I have always loved the Fourth of July. It was supposed to be my birthday, but I arrived early (I haven’t been very good about early arrivals since), but Independence Day tends to make my birthday a days-long celebration all the same, which is kind of nice. When I was a boy, we would usually watch the fireworks from our home, which was not all that far from the municipal fireworks display at Firemen’s Field. My mom and dad and sister and grandparents would sit on lawn chairs in the front yard, faces pressed to the sky, while I can remember at least once or twice being granted the okay to sit on the trunk of the car to get a little closer, a little more height, to get a better view.

That was in the 1970s and it was not that different then from the way it was years before and not that different from the way it is now. The first known celebration of Independence Day was at Bristol, Rhode Island, in 1777. There at Bristol were the music and the fireworks, red, white and blue bunting, and speeches, too. We have records of General George Washington, on the Fourth of July, 1778, giving his soldiers an artillery salute and a double ration of rum (yes, even the drinking has a long history).

But back to the bickering, for that is what we do best (especially in an election year): There are those amongst our beloved Founding Fathers who would have wanted our celebration to be two days ago, the Second of July. John Adams was in this camp. Adams was a great leader in the fight for independence from Britain and he was our second president. It was in Philadelphia on July 2, 1776, that delegates of the thirteen colonies at the Second Continental Congress officially voted for independence, Adams amongst them. Two days later, on the Fourth, came the adoption of the Declaration of Independence that was penned by Thomas Jefferson. Adams was pretty certain July 2 would be remembered as a day of supreme importance in American history. In fact, here’s a bit of a letter he wrote back home to his wife Abigail on July 3 from Philadelphia:

The Second Day of July 1776, will be the most memorable Epocha, in the History of America. I am apt to believe it will be celebrated, by succeeding generations, as the great anniversary Festival. It ought to be commemorated, as the Day of Deliverance by solemn Acts of Devotion to God Almighty. It ought to be solemnized with Pomp and Parade, with Shews, Games, Sports, Guns, Bells, Bonfires and Illuminations from one End of this Continent to the other from this Time forward forever more.
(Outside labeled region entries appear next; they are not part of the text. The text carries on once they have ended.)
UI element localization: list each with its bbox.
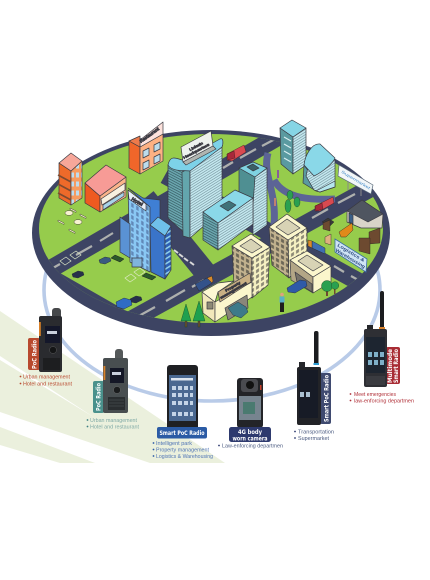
van <box>195 276 213 291</box>
tag text: PoC Radio <box>32 340 38 369</box>
device 4: 4G body worn camera: worn camera <box>232 436 268 442</box>
green ground and roads <box>39 134 383 323</box>
building: restaurant <box>129 122 163 174</box>
blue truck <box>308 240 325 254</box>
disc base <box>32 130 390 336</box>
billboard: logistics & warehousing <box>334 239 367 272</box>
device 3: Smart PoC Radio <box>157 365 207 438</box>
restaurant sign text: Restaurant <box>139 126 161 144</box>
device 1 uses: Hotel and restaurant <box>23 382 72 388</box>
device 6: Multimode Smart Radio: Smart Radio <box>393 349 400 383</box>
building: right tower <box>280 120 306 174</box>
building: hotel <box>120 188 171 279</box>
billboard: top right <box>338 165 373 196</box>
trees: right lawn <box>322 280 339 296</box>
background: pale green light rays <box>0 311 225 463</box>
tag text: Multimode <box>387 349 394 383</box>
pedestrians on path <box>274 170 279 206</box>
tag <box>229 427 271 442</box>
device 5: Smart PoC Radio <box>297 331 331 425</box>
truck on upper road <box>227 145 246 161</box>
device 4: 4G body worn camera <box>229 378 271 442</box>
tag text: Smart PoC Radio <box>324 375 330 422</box>
billboard text: Supermarket <box>340 170 372 191</box>
building: orange tower <box>58 153 82 205</box>
outdoor tables <box>58 208 86 234</box>
building: shop <box>85 165 126 212</box>
tan building: low wing <box>290 251 331 293</box>
city disc <box>30 124 400 337</box>
device 4 uses: Law-enforcing departmen <box>222 444 283 450</box>
building: headquarters tower <box>168 131 223 238</box>
red pickup <box>315 197 334 211</box>
person <box>280 293 284 312</box>
tan building: property management <box>202 273 252 322</box>
device 5 uses: Transportation <box>298 430 334 436</box>
tag text: PoC Radio <box>96 383 102 411</box>
tan building: left tower <box>232 234 270 298</box>
tan building: property management: management <box>220 281 248 300</box>
hedges <box>111 255 156 280</box>
billboard text: Logistics & <box>336 243 366 263</box>
parking bays <box>60 251 145 282</box>
device 6 uses: Meet emergencies <box>354 392 396 398</box>
device 3 uses: Logistics & Warehousing <box>156 454 213 460</box>
device 5 uses: Supermarket <box>298 436 329 442</box>
device 2 uses: Urban management <box>90 418 137 424</box>
tan building: rear tower <box>269 214 307 278</box>
device 5 uses <box>294 430 334 442</box>
phone <box>167 365 198 430</box>
building: teal tower behind <box>239 162 267 235</box>
logistics yard <box>322 218 380 254</box>
tag text: 4G body <box>238 429 262 436</box>
tag <box>386 347 400 384</box>
property management sign text: Property <box>224 281 241 293</box>
device 3 uses <box>153 441 213 460</box>
cars by tan buildings <box>228 280 307 318</box>
device 2: PoC Radio <box>93 349 128 413</box>
parked cars <box>72 257 142 309</box>
warehouse <box>347 200 383 228</box>
device 6 uses: law-enforcing departmen <box>354 398 414 404</box>
billboard: logistics & warehousing: Warehousing <box>334 248 366 269</box>
building: round office <box>303 144 335 192</box>
device 2 uses <box>87 418 139 430</box>
trees near path <box>285 190 300 212</box>
device 6 uses <box>350 392 414 404</box>
trees: left lawn <box>181 301 205 327</box>
device 1 uses: Urban management <box>23 374 70 380</box>
device 3 uses: Property management <box>156 448 209 454</box>
radio <box>103 349 128 413</box>
radio <box>364 291 387 387</box>
tag <box>320 373 331 424</box>
tag <box>157 427 207 438</box>
hotel sign text: Hotel <box>130 197 144 208</box>
device 1: PoC Radio <box>28 308 62 372</box>
building: headquarters tower: Headquarters <box>183 143 210 160</box>
tag text: Smart PoC Radio <box>160 430 204 437</box>
device 2 uses: Hotel and restaurant <box>90 424 139 430</box>
connecting arc behind devices <box>44 179 380 401</box>
building: low office block <box>203 190 253 250</box>
device 3 uses: Intelligent park <box>156 441 192 447</box>
device 6: Multimode Smart Radio <box>364 291 400 387</box>
camera <box>237 378 263 428</box>
tag <box>28 338 40 370</box>
tag <box>93 381 104 413</box>
device 1 uses <box>20 374 72 388</box>
headquarters sign text: Linkwin <box>189 141 204 152</box>
radio <box>297 331 321 425</box>
radio <box>39 308 62 372</box>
Alas, the Fourth of July was the date written upon the document that was eventually signed by the delegates to that Second Continental Congress, and so the Fourth took on greater significance. Adams and Jefferson rarely saw eye to eye, and Adams lost his bid for a second term as president to Jefferson. But though they, too, bickered, they did share solidarity in their dream of the United States of America as a sovereign country, independent from the Crown of Great Britain. I have also loved the fact, ever since I learnt it as a little boy, that John Adams and Thomas Jefferson both left this earth on the same day, Adams in Massachusetts, Jefferson in Virginia, both on the Fourth of July, 1826: the fiftieth anniversary of the adoption of the Declaration of Independence. I like to think they both got to see some bonfires and illuminations before they went their ways… or maybe met up on the other side, where they could still bicker about the proper day to celebrate.

Image: Excerpt of a letter from John Adams in Philadelphia to his wife Abigail in Quincy, Massachusetts, July 3, 1776. With thanks to the Adams Family Archive of the Massachusetts Historical Society.